Patients in diclofenac potassium group had less pain at 4 hours and 6 hours postoperatively, and required less rescue analgesic than patients in the paracetamol group. Differences between diclofenac potassium and paracetamol in reducing postoperative pain intensity due to their mode of actions. There is considerable evidence that the antipyretic effect of paracetamol is centrally by inhibiting of prostaglandin E synthesis within the hypothalamus.33 However, the analgesic effect of paracetamol is peripherally by blocking impulse generation within the bradykinin sensitive chemoreceptors.34,35 The findings of this study are consistent with the results of another 2 studies. El Batawi36 administered one hour preoperatively a paracetamol and diclofenac sodium for children with traumatic dental treatments under general anesthesia. El Batawi’s36 reported that the diclofenac sodium was more effective than paracetamol for pain relief postoperatively. Another study carried out by Eslampour et al,37 who compared the effectiveness of 3 analgesic drugs, which were administrated preoperatively for reducing postoperative pain associated with photorefractive keratectomy. Their findings revealed that the patients in diclofenac group reported less pain than patients in paracetamol and ibuprofen groups.

These results also exposed that patients who showed greater levels of distress preoperatively, showed significantly lower levels of distress after the dental extraction and deep cavity preparations. There was a very interesting point to show in this study, that distress scores were influenced by the lower levels of pain intensity which the patients recorded at the postoperative stage of the assessment. Literatures have provided evidences that the level of patient’s distress is determined as a combination of 2 factors: pain and anxiety.38-41 In this study by using a single dose of pre-emptive analgesics, postoperative pain intensity was eased off and as a consequence a reduction in patient’s level of distress was achieved.
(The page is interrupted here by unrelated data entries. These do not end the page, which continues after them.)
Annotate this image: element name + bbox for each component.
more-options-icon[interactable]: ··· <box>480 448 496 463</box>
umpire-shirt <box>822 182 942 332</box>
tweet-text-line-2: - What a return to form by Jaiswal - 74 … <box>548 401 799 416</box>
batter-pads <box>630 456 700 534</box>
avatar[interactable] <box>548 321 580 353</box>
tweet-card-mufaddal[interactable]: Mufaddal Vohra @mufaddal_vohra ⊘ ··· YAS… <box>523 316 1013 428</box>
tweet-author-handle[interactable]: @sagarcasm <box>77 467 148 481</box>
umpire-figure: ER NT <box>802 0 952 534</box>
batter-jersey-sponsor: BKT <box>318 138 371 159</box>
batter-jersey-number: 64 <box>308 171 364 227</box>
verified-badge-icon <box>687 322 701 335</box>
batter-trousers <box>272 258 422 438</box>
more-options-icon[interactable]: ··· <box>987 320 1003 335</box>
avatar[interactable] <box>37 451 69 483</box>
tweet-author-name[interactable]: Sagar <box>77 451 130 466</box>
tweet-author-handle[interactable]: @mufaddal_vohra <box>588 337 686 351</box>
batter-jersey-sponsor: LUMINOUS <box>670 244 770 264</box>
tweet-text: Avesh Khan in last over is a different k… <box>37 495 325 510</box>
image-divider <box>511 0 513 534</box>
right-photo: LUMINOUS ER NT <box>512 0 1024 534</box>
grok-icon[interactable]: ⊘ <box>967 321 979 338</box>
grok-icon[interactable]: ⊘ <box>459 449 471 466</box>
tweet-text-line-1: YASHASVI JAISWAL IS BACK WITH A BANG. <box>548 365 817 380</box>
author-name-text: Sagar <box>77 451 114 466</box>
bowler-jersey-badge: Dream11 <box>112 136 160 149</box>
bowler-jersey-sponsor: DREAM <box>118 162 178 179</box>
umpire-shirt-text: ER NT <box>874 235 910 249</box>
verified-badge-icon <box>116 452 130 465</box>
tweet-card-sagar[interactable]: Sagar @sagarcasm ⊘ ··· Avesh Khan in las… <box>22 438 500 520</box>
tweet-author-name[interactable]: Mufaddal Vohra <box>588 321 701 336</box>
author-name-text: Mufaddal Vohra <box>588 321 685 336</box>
This study has highlighted a new area for further research. These include investigating if there are analgesics effects of paracetamol, ibuprofen, and diclofenac on the level of cortisone and adrenaline in the patients who showed high and lower scores of pain and distress. Do analgesics exert effect on the level of cortisone and adrenaline in the blood?

In conclusion, this study has shown that diclofenac potassium was more effective than paracetamol or ibuprofen for postoperative analgesia in adults who are having teeth extracted and deep cavities prepared under local anesthesia. Patients’ distress levels can be alleviated by using preemptive analgesics.

Preemptive analgesics play an important role in reducing postoperative pain and distress associated with painful dental procedures under LA. Using diclofenac potassium could be of great help to patients who are in moderate to severe pain. So it is strongly recommended for all dental surgeons and practitioners in the Saudi Arabia to administer diclofenac potassium preoperatively for their patients with traumatic dental treatments. In this study, there were no female patients participation because in Taibah University College of Dentistry, only male patients are treated. Therefore, the sample size with male and female patients might have more valid conclusion.

Acknowledgment

We would like to thank the dentists, dental assistants, receptionists, and the Oral and Maxillofacial and Restorative Units staff involved in the local anesthetic extraction and cavities preparation services in Taibah College of Dentistry, Al Madinah Al Munawwarah, Kingdom of Saudi Arabia. for their help and assistance.

Footnotes

Disclosure. Authors have no conflict of interests, and the work was not supported or funded by any drug company.